Finalmente, con (tardiva) indignazione, anche per le donne è arrivato il momento del “Basta!” pubblico, della rivolta, della mobilitazione di piazza. Sarà, speriamo, un nuovo grande girotondo in difesa della dignità femminile. E’ un fatto nuovo, bello, che apre alla speranza di una non transitoria stagione di sdegno. Certo, a voler essere tignosi, c’è voluto del tempo per svegliarsi. C’è voluta l’overdose di indecenza emersa nell’ultimo mese, il porno spettacolo andato in onda su scala mondiale, l’escalation seriale del bunga bunga.

C’è voluto che il famoso “tappo” saltasse. Non è mai troppo tardi, è vero, ma perché il coraggio di gridare la propria rabbia pubblicamente, di chiamarsi a raccolta addirittura in termini bipartisan, si è manifestato solo ora, quando tutto è reso più semplice e popolare dal verosimile avvicinarsi del crollo dell’impero? Forse è solo un acre retropensiero. Forse no. Perché sono ormai anni, dal “ciarpame” svelato da Veronica, alla squallida vicenda di Casoria, alle ammucchiate di Villa Certosa, documentate sui media e sul web di mezzo mondo, alle performance, di rilievo planetario, sul lettone di Putin, che tutto già si sapeva sul grande mercato del sesso all’ombra del sultano, della scalata senza scrupoli, verso l’eden della politica o del privilegio, di arrampicatrici determinate, dell’allegro via vai più o meno compiaciuto di veline, meteorine, schedine in carriera, aerotrasportate nel paese dei balocchi, sotto la zelante protezione di una scandalosa cricca di favoreggiatori.
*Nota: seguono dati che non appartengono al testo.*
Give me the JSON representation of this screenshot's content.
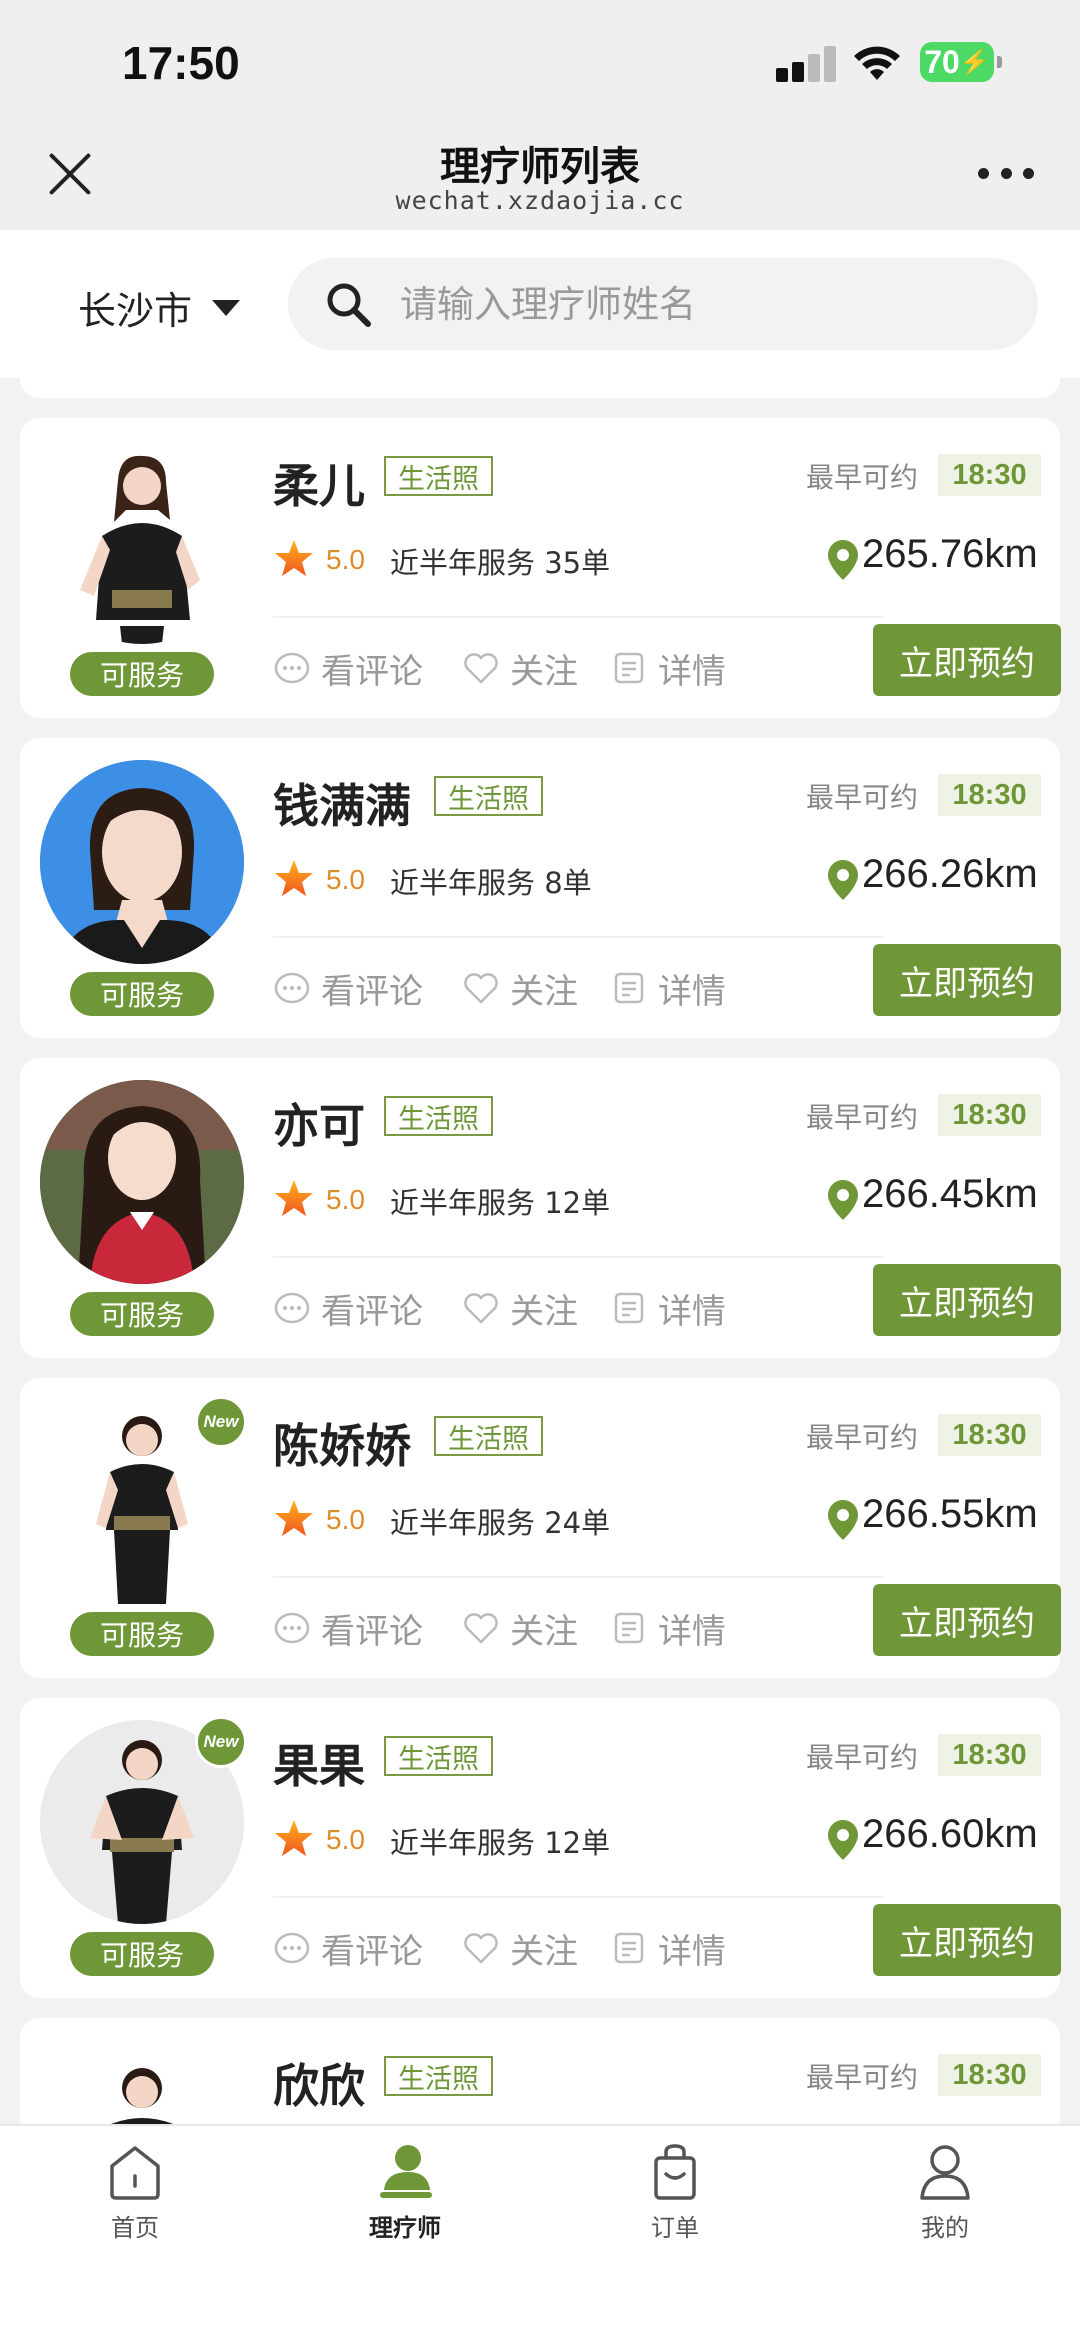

Diciamolo. Si poteva fare di più e farlo prima. Certo. Alcuni (alcune) hanno provato a gridare allo scandalo, a impegnarsi perché lo stesso mondo femminile provasse a fermare quell’onda senza ritorno, a trasformare un fenomeno deprimente in dibattito collettivo. Anche al femminile. Ma la rabbia dei singoli non è mai sfociata in vero, compatto, movimento di piazza. Succede ora ed è comunque un bene. Poi sarebbe magnifico che non fosse solo una ribellione spot, ma l’inizio di una grande sfida per la riconquista di una femminilità e di una libertà sessuale non asservita al dio soldo o al dio potere.